The graphics processing unit (GPU) is the chip on which most AI models run and is energy-intensive. Goldman Sachs predicts that AI will increase electricity demand by 160% by 2030 as a result of accelerated adoption of GPUs in data centers.
This trend is not sustainable, argues analog and memory circuit designer Vishal Sarin. After working in the chip industry for more than a decade, Sarin launched Sagence AI (previously named Analog Inference) to design energy-efficient alternatives to GPUs.
“Applications that have the potential to truly popularize practical AI computing are limited because the devices and systems processing the data cannot achieve the required performance,” Sarin said. “Our mission is to push the boundaries of performance and economy in an environmentally responsible way.”
Sagence develops chips and systems to run AI models and the software to program these chips. There's no shortage of companies creating custom AI hardware, but Sagence is somewhat unique in that its chips are analog rather than digital.
Most chips, including GPUs, store information digitally as binary strings of ones and zeros. In contrast, analog chips can represent data using a variety of values.
Analog chips are not a new concept. They had a heyday from about 1935 to 1980, when, among other engineering feats, they helped model the North American power grid. However, the drawbacks of digital chips have made analog attractive again.
First, digital chips require hundreds of components to perform a particular calculation, whereas analog chips can accomplish this with just a few modules. Digital chips also typically have to shuttle data between memory and processor, creating bottlenecks.
“All of the major legacy suppliers of AI silicon use this outdated architectural approach, which is hindering progress in AI adoption,” Sarin said.

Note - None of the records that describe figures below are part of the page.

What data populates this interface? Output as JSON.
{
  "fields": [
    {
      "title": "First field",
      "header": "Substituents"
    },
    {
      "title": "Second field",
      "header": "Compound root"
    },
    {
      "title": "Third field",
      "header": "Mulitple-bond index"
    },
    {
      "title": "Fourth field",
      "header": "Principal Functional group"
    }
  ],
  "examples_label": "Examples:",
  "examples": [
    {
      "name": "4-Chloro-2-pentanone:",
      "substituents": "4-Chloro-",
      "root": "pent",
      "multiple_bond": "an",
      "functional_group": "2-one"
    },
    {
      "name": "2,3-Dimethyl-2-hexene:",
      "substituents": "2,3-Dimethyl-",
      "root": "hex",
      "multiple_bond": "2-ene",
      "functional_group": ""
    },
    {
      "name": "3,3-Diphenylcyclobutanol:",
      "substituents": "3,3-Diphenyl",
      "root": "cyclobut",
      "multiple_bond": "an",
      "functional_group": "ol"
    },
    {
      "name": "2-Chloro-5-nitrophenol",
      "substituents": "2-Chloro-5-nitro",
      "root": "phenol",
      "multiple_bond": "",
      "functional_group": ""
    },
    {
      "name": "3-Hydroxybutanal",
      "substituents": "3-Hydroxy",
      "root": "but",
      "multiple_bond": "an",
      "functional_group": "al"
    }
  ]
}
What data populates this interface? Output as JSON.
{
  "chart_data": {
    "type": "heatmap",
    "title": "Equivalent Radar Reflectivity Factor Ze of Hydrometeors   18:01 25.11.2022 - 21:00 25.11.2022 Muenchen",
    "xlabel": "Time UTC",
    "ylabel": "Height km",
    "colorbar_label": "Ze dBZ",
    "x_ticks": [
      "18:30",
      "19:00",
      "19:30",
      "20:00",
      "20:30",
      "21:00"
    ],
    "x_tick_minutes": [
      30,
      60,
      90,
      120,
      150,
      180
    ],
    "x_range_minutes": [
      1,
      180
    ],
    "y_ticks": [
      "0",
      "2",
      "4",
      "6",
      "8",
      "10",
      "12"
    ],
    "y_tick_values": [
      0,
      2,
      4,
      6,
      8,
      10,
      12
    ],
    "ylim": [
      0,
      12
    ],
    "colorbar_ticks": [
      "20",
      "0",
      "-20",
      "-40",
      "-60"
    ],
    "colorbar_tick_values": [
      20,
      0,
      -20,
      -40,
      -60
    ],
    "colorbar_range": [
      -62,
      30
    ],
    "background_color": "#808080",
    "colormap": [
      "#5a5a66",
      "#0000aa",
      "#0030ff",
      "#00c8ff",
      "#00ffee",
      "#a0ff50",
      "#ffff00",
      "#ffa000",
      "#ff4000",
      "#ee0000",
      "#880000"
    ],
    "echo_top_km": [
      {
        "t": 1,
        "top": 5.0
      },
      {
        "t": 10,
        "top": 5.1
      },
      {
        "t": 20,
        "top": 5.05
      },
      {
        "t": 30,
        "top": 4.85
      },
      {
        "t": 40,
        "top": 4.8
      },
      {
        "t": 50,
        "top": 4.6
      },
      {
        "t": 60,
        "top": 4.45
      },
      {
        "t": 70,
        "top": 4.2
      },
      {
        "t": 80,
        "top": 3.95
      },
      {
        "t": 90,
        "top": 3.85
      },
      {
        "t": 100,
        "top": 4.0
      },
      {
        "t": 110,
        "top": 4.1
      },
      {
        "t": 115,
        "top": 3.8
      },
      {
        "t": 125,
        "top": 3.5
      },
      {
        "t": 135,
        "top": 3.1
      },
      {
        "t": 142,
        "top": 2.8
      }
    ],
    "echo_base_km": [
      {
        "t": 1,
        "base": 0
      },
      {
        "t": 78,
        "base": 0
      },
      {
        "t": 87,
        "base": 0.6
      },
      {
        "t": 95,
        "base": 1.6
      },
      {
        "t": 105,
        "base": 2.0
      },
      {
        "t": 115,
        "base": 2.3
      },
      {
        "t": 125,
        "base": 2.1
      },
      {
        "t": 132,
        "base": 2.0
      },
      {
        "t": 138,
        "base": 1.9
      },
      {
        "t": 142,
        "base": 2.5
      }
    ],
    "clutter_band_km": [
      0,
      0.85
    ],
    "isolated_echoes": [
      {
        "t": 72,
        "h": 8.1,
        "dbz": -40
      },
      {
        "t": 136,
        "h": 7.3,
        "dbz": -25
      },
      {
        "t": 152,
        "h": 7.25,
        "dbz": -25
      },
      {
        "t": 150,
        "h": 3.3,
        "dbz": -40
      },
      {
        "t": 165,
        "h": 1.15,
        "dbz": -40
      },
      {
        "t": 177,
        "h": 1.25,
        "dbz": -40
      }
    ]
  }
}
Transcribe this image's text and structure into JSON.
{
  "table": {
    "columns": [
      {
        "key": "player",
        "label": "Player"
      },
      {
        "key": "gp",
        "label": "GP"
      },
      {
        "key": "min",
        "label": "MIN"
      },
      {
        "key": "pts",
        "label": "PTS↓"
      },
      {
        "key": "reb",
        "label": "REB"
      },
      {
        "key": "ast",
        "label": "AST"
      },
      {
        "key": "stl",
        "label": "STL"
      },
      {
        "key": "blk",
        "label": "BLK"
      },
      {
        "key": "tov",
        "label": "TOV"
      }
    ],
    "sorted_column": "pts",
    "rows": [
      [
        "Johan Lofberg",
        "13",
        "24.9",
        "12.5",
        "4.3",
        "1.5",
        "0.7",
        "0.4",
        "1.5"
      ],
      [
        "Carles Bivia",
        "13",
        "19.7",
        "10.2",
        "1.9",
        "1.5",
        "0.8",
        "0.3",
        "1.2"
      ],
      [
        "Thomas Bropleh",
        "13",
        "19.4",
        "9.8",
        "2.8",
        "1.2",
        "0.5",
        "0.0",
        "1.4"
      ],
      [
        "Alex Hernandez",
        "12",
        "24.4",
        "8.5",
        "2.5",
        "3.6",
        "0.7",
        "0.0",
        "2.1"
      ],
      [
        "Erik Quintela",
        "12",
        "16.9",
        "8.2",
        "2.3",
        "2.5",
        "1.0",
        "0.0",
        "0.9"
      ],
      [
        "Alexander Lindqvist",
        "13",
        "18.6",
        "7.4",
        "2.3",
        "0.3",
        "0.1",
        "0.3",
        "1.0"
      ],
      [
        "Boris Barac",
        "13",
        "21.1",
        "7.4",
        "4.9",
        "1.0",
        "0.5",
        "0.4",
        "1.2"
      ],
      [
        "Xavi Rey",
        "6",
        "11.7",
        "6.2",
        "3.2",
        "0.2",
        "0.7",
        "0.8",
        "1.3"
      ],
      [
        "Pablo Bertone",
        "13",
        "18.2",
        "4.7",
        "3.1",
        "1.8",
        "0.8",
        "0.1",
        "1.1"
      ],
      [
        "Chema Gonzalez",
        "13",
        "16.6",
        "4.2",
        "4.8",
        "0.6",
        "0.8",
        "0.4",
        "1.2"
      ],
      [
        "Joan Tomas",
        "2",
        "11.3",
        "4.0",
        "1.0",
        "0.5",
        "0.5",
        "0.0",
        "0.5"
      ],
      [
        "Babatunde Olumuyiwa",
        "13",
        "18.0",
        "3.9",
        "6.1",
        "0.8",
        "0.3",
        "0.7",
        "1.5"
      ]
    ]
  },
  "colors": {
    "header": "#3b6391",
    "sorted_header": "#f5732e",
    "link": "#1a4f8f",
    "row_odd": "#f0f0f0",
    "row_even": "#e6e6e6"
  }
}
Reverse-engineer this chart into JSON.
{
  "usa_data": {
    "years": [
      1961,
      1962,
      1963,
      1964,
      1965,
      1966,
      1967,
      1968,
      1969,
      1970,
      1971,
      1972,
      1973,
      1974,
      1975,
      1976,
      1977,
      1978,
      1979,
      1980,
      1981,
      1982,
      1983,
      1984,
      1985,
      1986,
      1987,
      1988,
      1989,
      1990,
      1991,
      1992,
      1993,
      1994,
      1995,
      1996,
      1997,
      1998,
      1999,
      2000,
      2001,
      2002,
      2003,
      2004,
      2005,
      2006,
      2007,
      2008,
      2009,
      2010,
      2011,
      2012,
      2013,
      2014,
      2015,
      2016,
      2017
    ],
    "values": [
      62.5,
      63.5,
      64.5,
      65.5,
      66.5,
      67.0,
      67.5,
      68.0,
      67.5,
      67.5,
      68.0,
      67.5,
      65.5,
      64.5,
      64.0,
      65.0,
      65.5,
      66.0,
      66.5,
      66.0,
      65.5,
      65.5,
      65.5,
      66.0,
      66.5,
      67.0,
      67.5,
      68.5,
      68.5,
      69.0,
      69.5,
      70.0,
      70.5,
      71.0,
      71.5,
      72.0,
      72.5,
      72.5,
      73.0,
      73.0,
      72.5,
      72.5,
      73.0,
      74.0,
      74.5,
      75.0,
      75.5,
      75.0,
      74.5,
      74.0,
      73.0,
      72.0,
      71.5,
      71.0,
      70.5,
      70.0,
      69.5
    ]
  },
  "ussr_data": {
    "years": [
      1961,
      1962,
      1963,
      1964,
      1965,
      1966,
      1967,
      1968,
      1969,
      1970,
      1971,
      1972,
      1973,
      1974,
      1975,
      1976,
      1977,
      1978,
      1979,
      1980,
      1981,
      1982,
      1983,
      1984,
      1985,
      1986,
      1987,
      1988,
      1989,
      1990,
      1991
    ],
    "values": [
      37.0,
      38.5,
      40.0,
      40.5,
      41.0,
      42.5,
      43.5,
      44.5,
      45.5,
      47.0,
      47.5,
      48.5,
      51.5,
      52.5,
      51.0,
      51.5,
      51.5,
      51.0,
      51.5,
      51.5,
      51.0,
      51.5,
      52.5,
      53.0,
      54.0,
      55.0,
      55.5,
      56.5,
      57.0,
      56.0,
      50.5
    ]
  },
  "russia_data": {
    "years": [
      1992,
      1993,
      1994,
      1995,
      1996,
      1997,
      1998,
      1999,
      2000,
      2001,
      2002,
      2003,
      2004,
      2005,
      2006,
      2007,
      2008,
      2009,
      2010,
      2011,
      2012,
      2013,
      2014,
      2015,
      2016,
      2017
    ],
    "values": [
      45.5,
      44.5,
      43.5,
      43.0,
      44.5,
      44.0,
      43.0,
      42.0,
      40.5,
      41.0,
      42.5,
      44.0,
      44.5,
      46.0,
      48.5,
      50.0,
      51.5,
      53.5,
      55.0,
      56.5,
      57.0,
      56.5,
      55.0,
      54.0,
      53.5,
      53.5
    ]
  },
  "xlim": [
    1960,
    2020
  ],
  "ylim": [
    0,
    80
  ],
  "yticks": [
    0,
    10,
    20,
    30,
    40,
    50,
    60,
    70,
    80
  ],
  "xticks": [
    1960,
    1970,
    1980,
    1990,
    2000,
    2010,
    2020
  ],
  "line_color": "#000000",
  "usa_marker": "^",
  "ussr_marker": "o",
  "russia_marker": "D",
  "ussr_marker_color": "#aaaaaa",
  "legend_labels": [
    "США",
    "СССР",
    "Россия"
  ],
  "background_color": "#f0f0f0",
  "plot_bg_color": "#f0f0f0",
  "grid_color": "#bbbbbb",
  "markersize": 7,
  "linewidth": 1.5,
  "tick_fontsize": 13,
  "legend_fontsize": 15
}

Analog chips like Sagence, which are “in-memory” chips, don't transfer data from memory to the processor, so they can potentially complete tasks faster. Analog chips can also have higher data density than digital chips because they can store data using different values.
Vishal Sarin, Co-founder and CEO, Sagence Image credit: Sagence
However, analog technology also has drawbacks. For example, analog chips require more precise manufacturing and can be difficult to achieve high accuracy. They also tend to be difficult to program.
But Sarin sees Sagence's chips complementing, rather than replacing, digital chips, for example to speed up specialized applications in servers and mobile devices.
“Sagence products are designed to provide high performance for AI applications while solving the power, cost, and latency issues inherent in GPU hardware,” he said.
Sagence, which plans to bring its chips to market in 2025, aims to compete with other AI analog chip ventures such as EnCharge and Mythic and has signed up “multiple” customers, Sarin said. “We are currently in the process of packaging our core technology into system-level products to ensure they fit into existing infrastructure and deployment scenarios,” he added.
Sagence has secured investments from backers including Vinod Khosla, TDK Ventures, Cambium Capital, Blue Ivy Ventures, Aramco Ventures, and New Science Ventures, raising a total of $58 million in its first six years.
Now, the startup plans to raise funding again to expand its team of 75 people.
“Our cost structure is advantageous because we're not chasing performance goals by moving to the latest thing.” [manufacturing processes] For our tip,” Sarin said. “That’s a big factor for us.”
Timing may work in Sijens' favor. Funding for semiconductor startups appears to be recovering after a lackluster 2023, according to Crunchbase. From January to July, venture capital-backed semiconductor startups raised nearly $5.3 billion. This number is significantly higher than last year, when these companies raised less than $8.8 billion. total.
Chip manufacturing is thus an expensive project, made even more difficult by international sanctions and tariffs promised by the incoming Trump administration. Getting customers “locked” into an ecosystem like Nvidia's requires an extra climb. Last year, AI chip maker Graphcore raised nearly $700 million and was once valued at nearly $3 billion, but filed for bankruptcy after struggling to gain a firm foothold in the market.
To have a chance of success, Sagens must prove that its chips actually consume dramatically less power and be more efficient than alternatives, and raise enough venture funding to manufacture them at scale. need to.